A panel of young lawyers explored the basic law firm management, structure, disputes and succession planning issues that arise when starting a private practice.
Here are the top tips from the program:
Create an Operating Agreement
When launching a firm with more than one person, be sure to draft an operating agreement that delineates the roles and responsibilities of each manager, compensation distribution and buy/sell terms in advance. The operating agreement should designate the manager in charge of hiring, firing and leasing, how revenue and expenses will be allocated among partners, who decides what happens when the entity needs funding and what happens to equity distribution when a partner joins.
Know the Different Business Structures
There are several key differences between an LLC and S Corp. LLCs are companies of one or more people with flexible distributions, guaranteed payments treated as expenses and are taxed under a self-employment rate. On the other hand, S Corps must have no more than 100 shareholders and pro rata distributions. Under both structures, the owners bear no personal liability.
Be Mindful of Tax Considerations
Know the different tax implications for sole proprietorships and partnerships. Tax filings for sole proprietorships are relatively simple, with no sperate business tax income required, balance sheet disclosures or W-2 wages paid to the business owner. Partnerships must pay self-employment taxes and include a balance sheet for revenue over $250,000.
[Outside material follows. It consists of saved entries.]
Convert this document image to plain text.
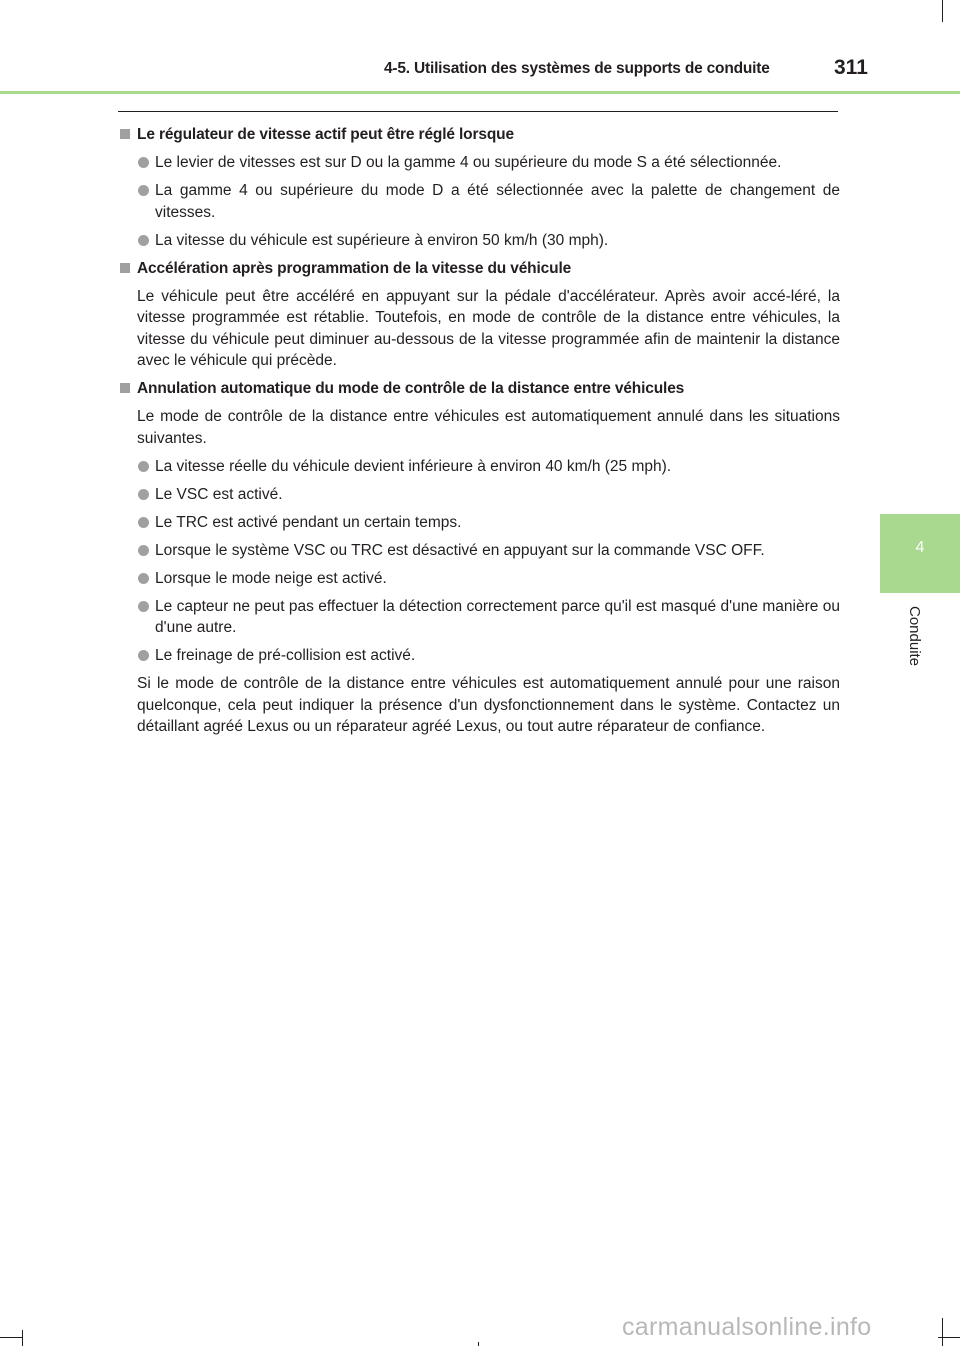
4-5. Utilisation des systèmes de supports de conduite	311
4
Conduite
Le régulateur de vitesse actif peut être réglé lorsque
Le levier de vitesses est sur D ou la gamme 4 ou supérieure du mode S a été sélectionnée.
La gamme 4 ou supérieure du mode D a été sélectionnée avec la palette de changement de vitesses.
La vitesse du véhicule est supérieure à environ 50 km/h (30 mph).
Accélération après programmation de la vitesse du véhicule
Le véhicule peut être accéléré en appuyant sur la pédale d'accélérateur. Après avoir accé-léré, la vitesse programmée est rétablie. Toutefois, en mode de contrôle de la distance entre véhicules, la vitesse du véhicule peut diminuer au-dessous de la vitesse programmée afin de maintenir la distance avec le véhicule qui précède.
Annulation automatique du mode de contrôle de la distance entre véhicules
Le mode de contrôle de la distance entre véhicules est automatiquement annulé dans les situations suivantes.
La vitesse réelle du véhicule devient inférieure à environ 40 km/h (25 mph).
Le VSC est activé.
Le TRC est activé pendant un certain temps.
Lorsque le système VSC ou TRC est désactivé en appuyant sur la commande VSC OFF.
Lorsque le mode neige est activé.
Le capteur ne peut pas effectuer la détection correctement parce qu'il est masqué d'une manière ou d'une autre.
Le freinage de pré-collision est activé.
Si le mode de contrôle de la distance entre véhicules est automatiquement annulé pour une raison quelconque, cela peut indiquer la présence d'un dysfonctionnement dans le système. Contactez un détaillant agréé Lexus ou un réparateur agréé Lexus, ou tout autre réparateur de confiance.
carmanualsonline.info
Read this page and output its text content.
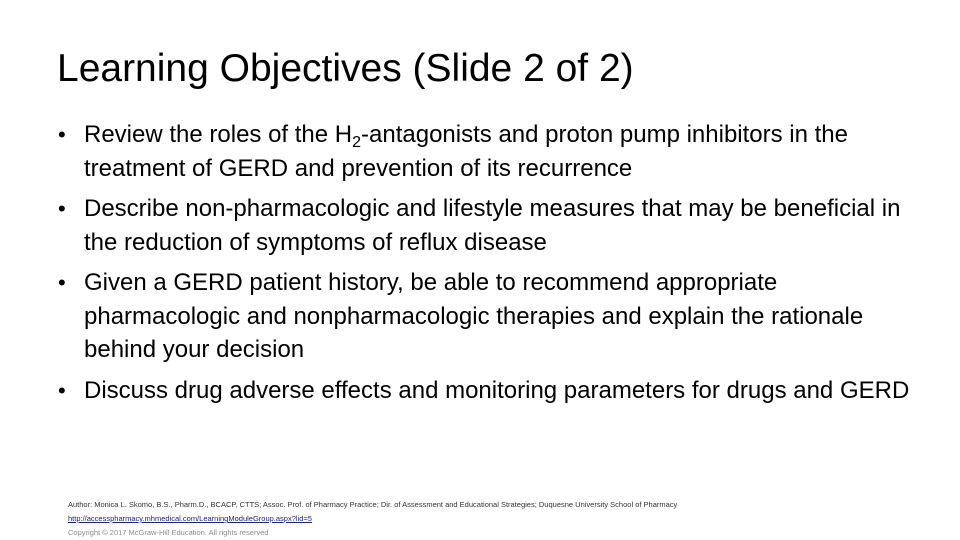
Learning Objectives (Slide 2 of 2)
• Review the roles of the $H_2$-antagonists and proton pump inhibitors in the treatment of GERD and prevention of its recurrence
• Describe non-pharmacologic and lifestyle measures that may be beneficial in the reduction of symptoms of reflux disease
• Given a GERD patient history, be able to recommend appropriate pharmacologic and nonpharmacologic therapies and explain the rationale behind your decision
• Discuss drug adverse effects and monitoring parameters for drugs and GERD
Author: Monica L. Skomo, B.S., Pharm.D., BCACP, CTTS; Assoc. Prof. of Pharmacy Practice; Dir. of Assessment and Educational Strategies; Duquesne University School of Pharmacy
http://accesspharmacy.mhmedical.com/LearningModuleGroup.aspx?lid=5
Copyright © 2017 McGraw-Hill Education. All rights reserved
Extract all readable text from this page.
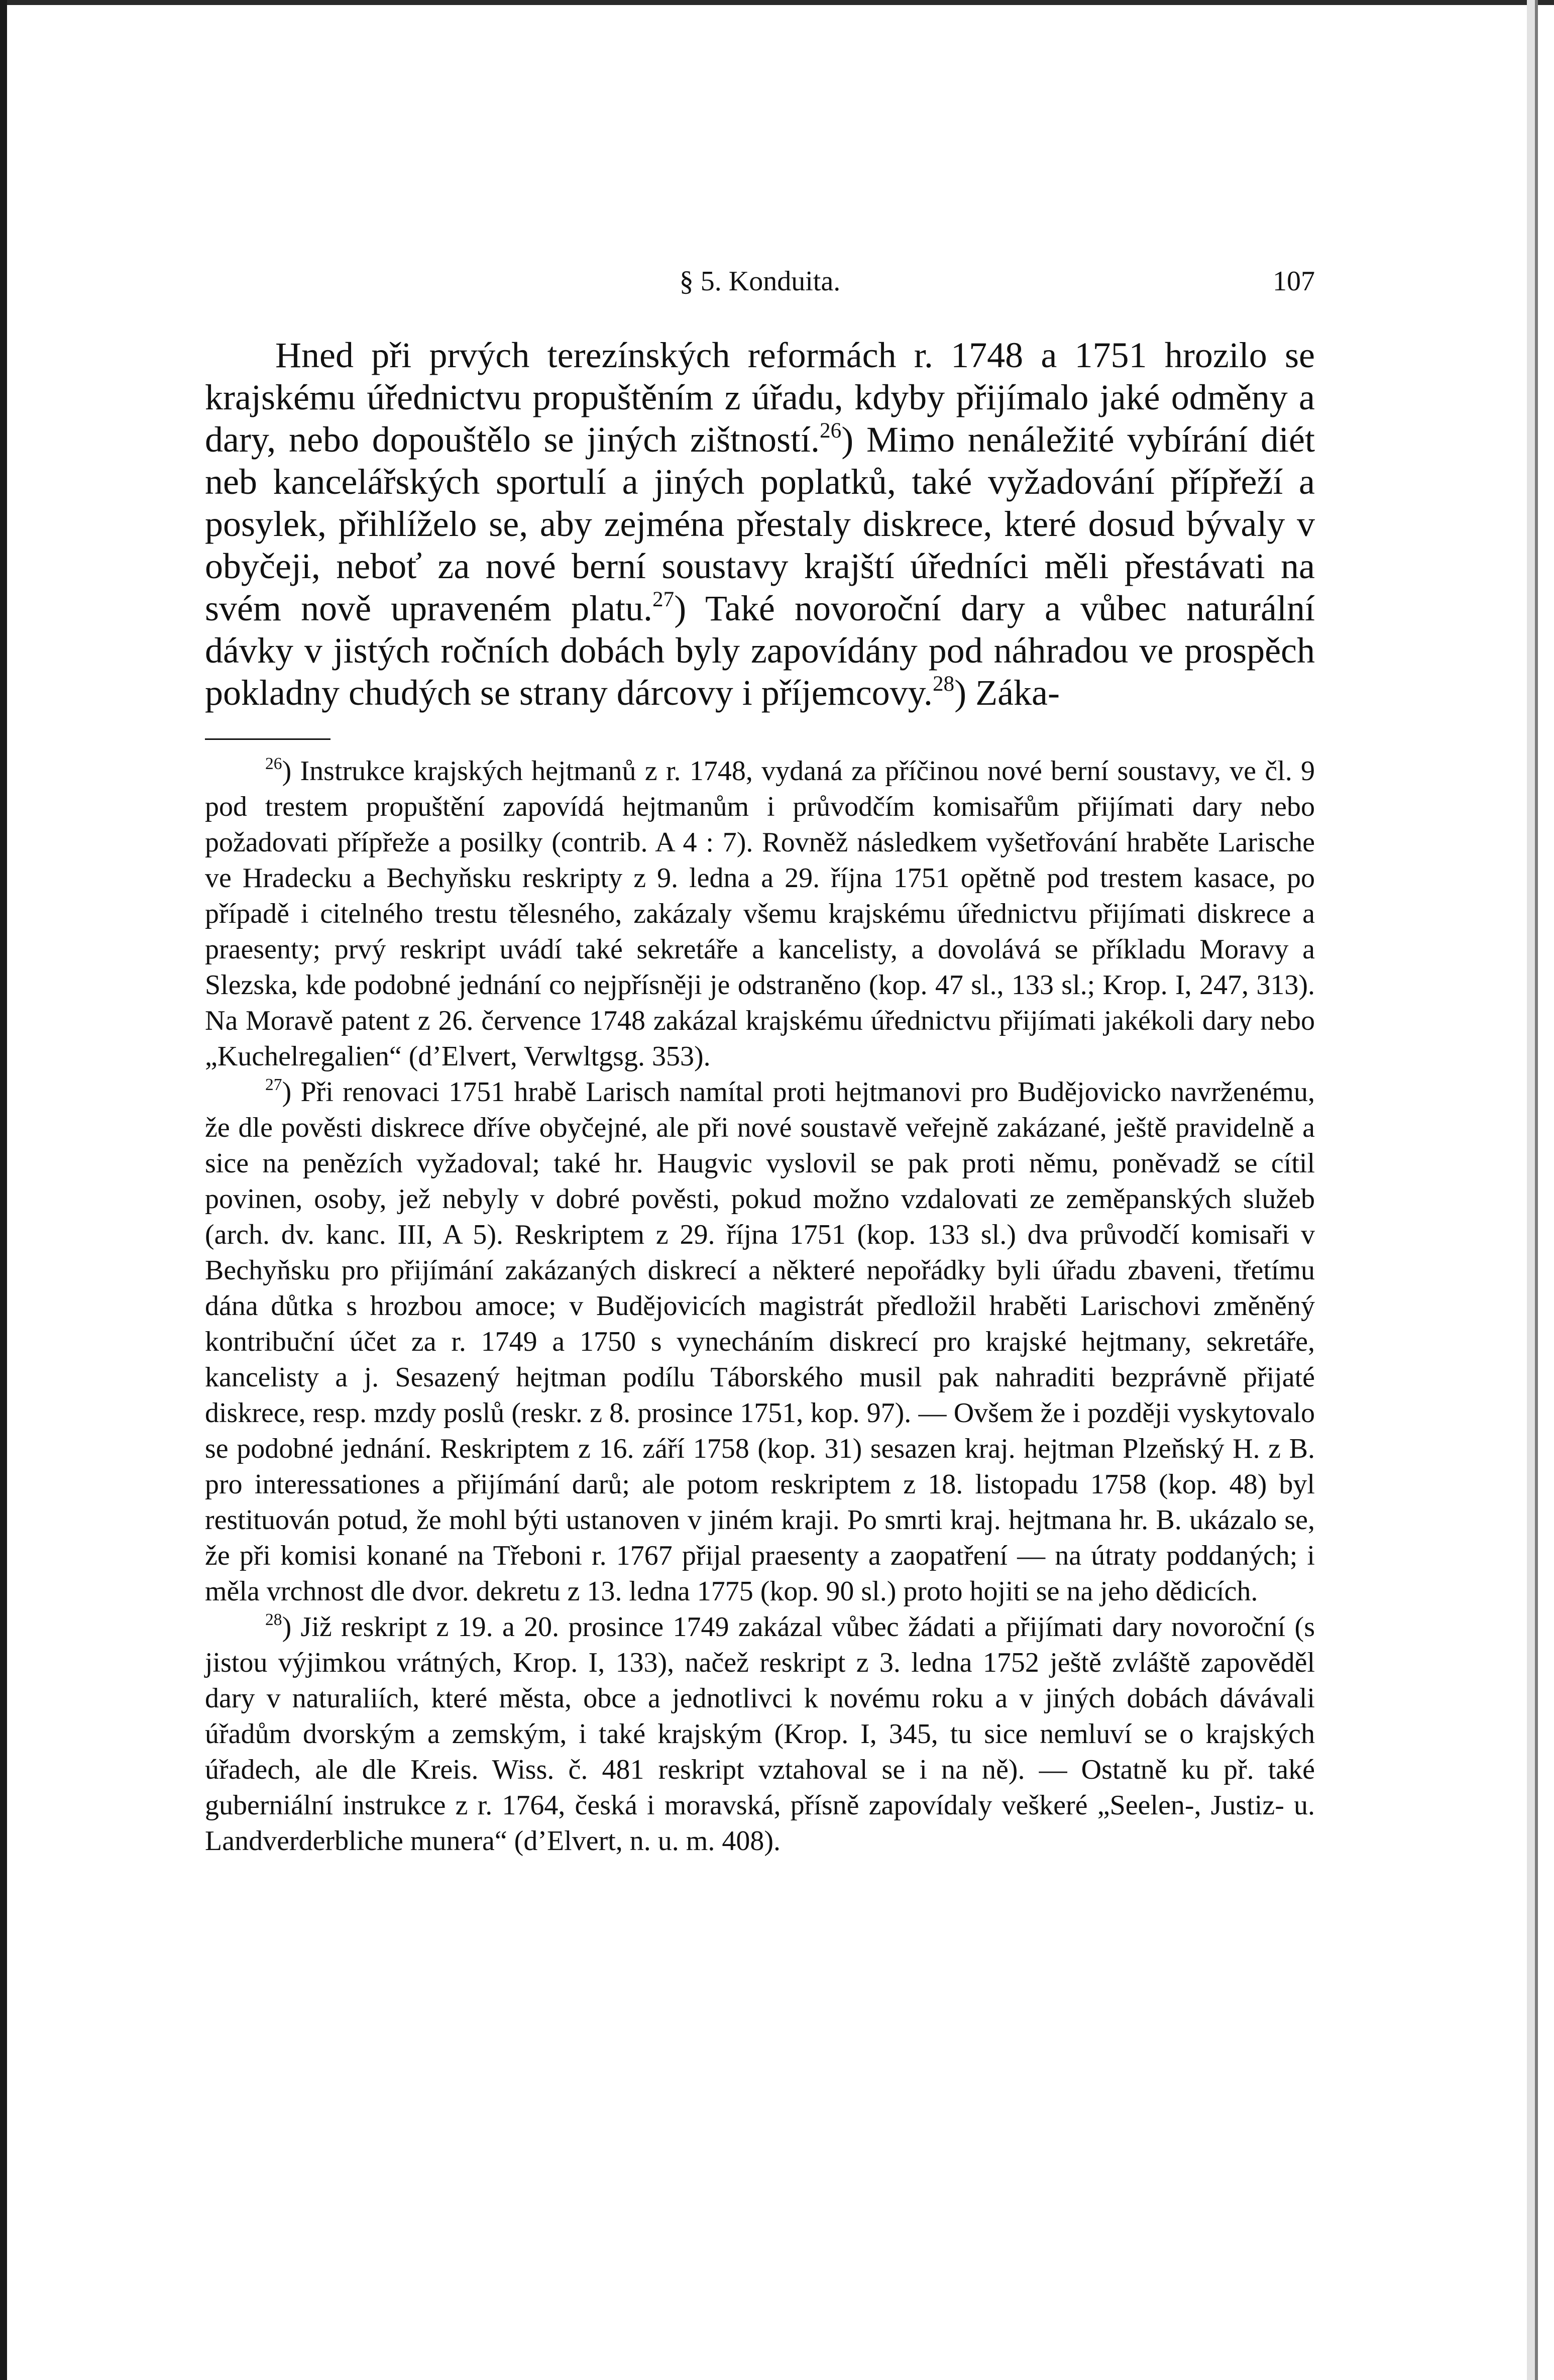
§ 5. Konduita.	107

Hned při prvých terezínských reformách r. 1748 a 1751 hrozilo se krajskému úřednictvu propuštěním z úřadu, kdyby přijímalo jaké odměny a dary, nebo dopouštělo se jiných zištností.$^{26}$) Mimo nenáležité vybírání diét neb kancelářských sportulí a jiných poplatků, také vyžadování přípřeží a posylek, přihlíželo se, aby zejména přestaly diskrece, které dosud bývaly v obyčeji, neboť za nové berní soustavy krajští úředníci měli přestávati na svém nově upraveném platu.$^{27}$) Také novoroční dary a vůbec naturální dávky v jistých ročních dobách byly zapovídány pod náhradou ve prospěch pokladny chudých se strany dárcovy i příjemcovy.$^{28}$) Záka-

$^{26}$) Instrukce krajských hejtmanů z r. 1748, vydaná za příčinou nové berní soustavy, ve čl. 9 pod trestem propuštění zapovídá hejtmanům i průvodčím komisařům přijímati dary nebo požadovati přípřeže a posilky (contrib. A 4 : 7). Rovněž následkem vyšetřování hraběte Larische ve Hradecku a Bechyňsku reskripty z 9. ledna a 29. října 1751 opětně pod trestem kasace, po případě i citelného trestu tělesného, zakázaly všemu krajskému úřednictvu přijímati diskrece a praesenty; prvý reskript uvádí také sekretáře a kancelisty, a dovolává se příkladu Moravy a Slezska, kde podobné jednání co nejpřísněji je odstraněno (kop. 47 sl., 133 sl.; Krop. I, 247, 313). Na Moravě patent z 26. července 1748 zakázal krajskému úřednictvu přijímati jakékoli dary nebo „Kuchelregalien“ (d’Elvert, Verwltgsg. 353).

$^{27}$) Při renovaci 1751 hrabě Larisch namítal proti hejtmanovi pro Budějovicko navrženému, že dle pověsti diskrece dříve obyčejné, ale při nové soustavě veřejně zakázané, ještě pravidelně a sice na penězích vyžadoval; také hr. Haugvic vyslovil se pak proti němu, poněvadž se cítil povinen, osoby, jež nebyly v dobré pověsti, pokud možno vzdalovati ze zeměpanských služeb (arch. dv. kanc. III, A 5). Reskriptem z 29. října 1751 (kop. 133 sl.) dva průvodčí komisaři v Bechyňsku pro přijímání zakázaných diskrecí a některé nepořádky byli úřadu zbaveni, třetímu dána důtka s hrozbou amoce; v Budějovicích magistrát předložil hraběti Larischovi změněný kontribuční účet za r. 1749 a 1750 s vynecháním diskrecí pro krajské hejtmany, sekretáře, kancelisty a j. Sesazený hejtman podílu Táborského musil pak nahraditi bezprávně přijaté diskrece, resp. mzdy poslů (reskr. z 8. prosince 1751, kop. 97). — Ovšem že i později vyskytovalo se podobné jednání. Reskriptem z 16. září 1758 (kop. 31) sesazen kraj. hejtman Plzeňský H. z B. pro interessationes a přijímání darů; ale potom reskriptem z 18. listopadu 1758 (kop. 48) byl restituován potud, že mohl býti ustanoven v jiném kraji. Po smrti kraj. hejtmana hr. B. ukázalo se, že při komisi konané na Třeboni r. 1767 přijal praesenty a zaopatření — na útraty poddaných; i měla vrchnost dle dvor. dekretu z 13. ledna 1775 (kop. 90 sl.) proto hojiti se na jeho dědicích.

$^{28}$) Již reskript z 19. a 20. prosince 1749 zakázal vůbec žádati a přijímati dary novoroční (s jistou výjimkou vrátných, Krop. I, 133), načež reskript z 3. ledna 1752 ještě zvláště zapověděl dary v naturaliích, které města, obce a jednotlivci k novému roku a v jiných dobách dávávali úřadům dvorským a zemským, i také krajským (Krop. I, 345, tu sice nemluví se o krajských úřadech, ale dle Kreis. Wiss. č. 481 reskript vztahoval se i na ně). — Ostatně ku př. také guberniální instrukce z r. 1764, česká i moravská, přísně zapovídaly veškeré „Seelen-, Justiz- u. Landverderbliche munera“ (d’Elvert, n. u. m. 408).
Have Your Affairs in Order
If you employ people, be responsible in your management of the business and expenses. Your employees rely on you for their livelihood. Don’t make business decisions that would jeopardize their jobs.
Learn to Market Yourself Ethically
Networking is an important part of building your firm. All businesses need revenue to thrive, especially in the early stages. Make connections with your colleagues to develop a client base and get referrals.